Zori mulai kehilangan kesabaran dan hari itu suasana hatinya sangat buruk. “Aku tidak melihat manfaat apa pun dari semua ini. Siapa yang akan membayarku untuk mencari faktor persekutuan terbesar?” Dave menjawab, “Tidak ada.” Alice berkata, “Tetapi mungkin ada beberapa prinsip di sini yang memiliki penerapan praktis.” Carlos ikut berbicara, “Menurutku, prinsip-prinsip dasar untuk menetapkan bahwa suatu program komputer melakukan apa yang kita kehendaki sangat berkaitan dengan induksi dan rekursi.” Bob berkata, “Aku tidak mengerti.
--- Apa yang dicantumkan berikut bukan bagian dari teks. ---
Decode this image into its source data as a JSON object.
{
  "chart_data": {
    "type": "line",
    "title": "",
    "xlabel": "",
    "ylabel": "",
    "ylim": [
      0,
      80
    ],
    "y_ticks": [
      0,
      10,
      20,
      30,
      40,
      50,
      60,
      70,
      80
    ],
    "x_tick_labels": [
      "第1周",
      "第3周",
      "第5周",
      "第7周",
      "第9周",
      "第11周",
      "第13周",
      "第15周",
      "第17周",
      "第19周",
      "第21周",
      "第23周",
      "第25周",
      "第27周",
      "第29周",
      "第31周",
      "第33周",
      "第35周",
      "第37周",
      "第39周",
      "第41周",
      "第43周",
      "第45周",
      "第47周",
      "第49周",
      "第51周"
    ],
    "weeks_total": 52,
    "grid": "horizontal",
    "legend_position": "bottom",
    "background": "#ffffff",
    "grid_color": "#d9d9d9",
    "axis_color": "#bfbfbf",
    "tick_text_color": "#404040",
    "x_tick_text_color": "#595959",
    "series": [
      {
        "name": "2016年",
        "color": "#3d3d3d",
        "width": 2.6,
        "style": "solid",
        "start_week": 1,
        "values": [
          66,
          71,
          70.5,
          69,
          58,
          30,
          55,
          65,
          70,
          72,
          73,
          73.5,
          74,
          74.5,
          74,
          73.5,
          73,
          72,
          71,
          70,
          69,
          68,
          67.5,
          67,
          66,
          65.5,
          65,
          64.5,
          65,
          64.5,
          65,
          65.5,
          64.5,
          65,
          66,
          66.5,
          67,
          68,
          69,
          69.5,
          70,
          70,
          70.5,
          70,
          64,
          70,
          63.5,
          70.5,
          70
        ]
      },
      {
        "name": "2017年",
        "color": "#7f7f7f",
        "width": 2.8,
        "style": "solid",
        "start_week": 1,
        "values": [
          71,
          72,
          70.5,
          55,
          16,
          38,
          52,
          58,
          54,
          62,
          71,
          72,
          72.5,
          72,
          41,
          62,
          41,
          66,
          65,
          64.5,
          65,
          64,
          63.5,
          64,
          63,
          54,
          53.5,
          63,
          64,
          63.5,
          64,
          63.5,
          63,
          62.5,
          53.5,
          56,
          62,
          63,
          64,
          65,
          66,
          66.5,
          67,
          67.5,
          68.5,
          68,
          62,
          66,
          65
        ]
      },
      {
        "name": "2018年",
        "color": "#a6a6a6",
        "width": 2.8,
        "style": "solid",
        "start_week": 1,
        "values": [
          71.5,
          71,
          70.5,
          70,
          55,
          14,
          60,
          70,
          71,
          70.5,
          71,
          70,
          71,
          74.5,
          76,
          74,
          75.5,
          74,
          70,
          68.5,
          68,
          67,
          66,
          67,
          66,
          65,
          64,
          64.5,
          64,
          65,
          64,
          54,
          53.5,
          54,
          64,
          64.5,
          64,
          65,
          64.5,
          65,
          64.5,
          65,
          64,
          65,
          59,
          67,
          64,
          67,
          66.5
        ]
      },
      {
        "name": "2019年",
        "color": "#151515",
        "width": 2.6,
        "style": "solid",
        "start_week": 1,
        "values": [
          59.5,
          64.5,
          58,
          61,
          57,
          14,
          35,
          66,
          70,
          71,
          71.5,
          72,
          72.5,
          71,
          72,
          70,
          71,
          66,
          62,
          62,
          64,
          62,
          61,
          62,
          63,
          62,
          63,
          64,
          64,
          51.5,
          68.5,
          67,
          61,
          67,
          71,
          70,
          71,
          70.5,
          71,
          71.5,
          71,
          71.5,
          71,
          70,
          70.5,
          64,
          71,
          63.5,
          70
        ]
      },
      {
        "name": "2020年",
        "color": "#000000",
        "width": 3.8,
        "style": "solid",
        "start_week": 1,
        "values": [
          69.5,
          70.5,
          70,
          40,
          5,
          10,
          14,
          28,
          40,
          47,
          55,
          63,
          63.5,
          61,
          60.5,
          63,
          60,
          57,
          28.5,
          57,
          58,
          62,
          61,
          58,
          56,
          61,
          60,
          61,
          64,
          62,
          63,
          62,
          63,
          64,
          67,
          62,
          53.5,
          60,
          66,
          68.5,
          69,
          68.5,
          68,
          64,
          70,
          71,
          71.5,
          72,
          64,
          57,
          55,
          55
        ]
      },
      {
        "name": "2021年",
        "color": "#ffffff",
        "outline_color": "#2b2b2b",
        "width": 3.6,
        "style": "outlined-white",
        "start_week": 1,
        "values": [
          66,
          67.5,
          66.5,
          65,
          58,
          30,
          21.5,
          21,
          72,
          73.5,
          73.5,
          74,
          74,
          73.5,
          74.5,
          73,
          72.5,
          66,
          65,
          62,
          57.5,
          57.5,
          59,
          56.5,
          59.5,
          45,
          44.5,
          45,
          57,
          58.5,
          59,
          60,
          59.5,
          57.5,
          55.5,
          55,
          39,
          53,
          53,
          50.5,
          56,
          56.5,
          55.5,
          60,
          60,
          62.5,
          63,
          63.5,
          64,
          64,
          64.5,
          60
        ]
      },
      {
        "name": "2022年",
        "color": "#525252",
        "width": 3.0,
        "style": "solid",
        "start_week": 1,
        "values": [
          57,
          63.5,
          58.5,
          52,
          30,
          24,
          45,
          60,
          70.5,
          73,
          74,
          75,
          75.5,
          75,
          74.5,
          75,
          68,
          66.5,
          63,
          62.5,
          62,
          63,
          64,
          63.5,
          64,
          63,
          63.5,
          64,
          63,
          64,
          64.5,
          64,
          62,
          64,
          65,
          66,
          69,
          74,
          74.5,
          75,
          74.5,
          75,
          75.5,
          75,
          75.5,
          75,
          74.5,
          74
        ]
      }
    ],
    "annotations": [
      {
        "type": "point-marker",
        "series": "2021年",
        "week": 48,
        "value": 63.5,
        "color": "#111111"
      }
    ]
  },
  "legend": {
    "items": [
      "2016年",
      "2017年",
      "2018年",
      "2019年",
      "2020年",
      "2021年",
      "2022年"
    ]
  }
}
Ketika menulis program, aku hanya memperhatikan detail dan, setelah beberapa koreksi saja, programku selalu berhasil.” Alice menimpali dengan tajam, “Mungkin itu karena kamu tidak pernah membuat sesuatu yang rumit.” Carlos berbicara lebih lembut, “Proyek perangkat lunak besar bisa memiliki ratusan ribu baris kode, dan bagian-bagian produk akhir dapat ditulis oleh kelompok pemrogram yang berbeda pada waktu yang berbeda pula. Menetapkan kebenaran suatu program bisa menjadi tugas yang sangat sulit.” Telinga Zori langsung tegak karena ia merasa bagian terakhir percakapan itu mungkin menunjukkan cara untuk memperoleh penghasilan.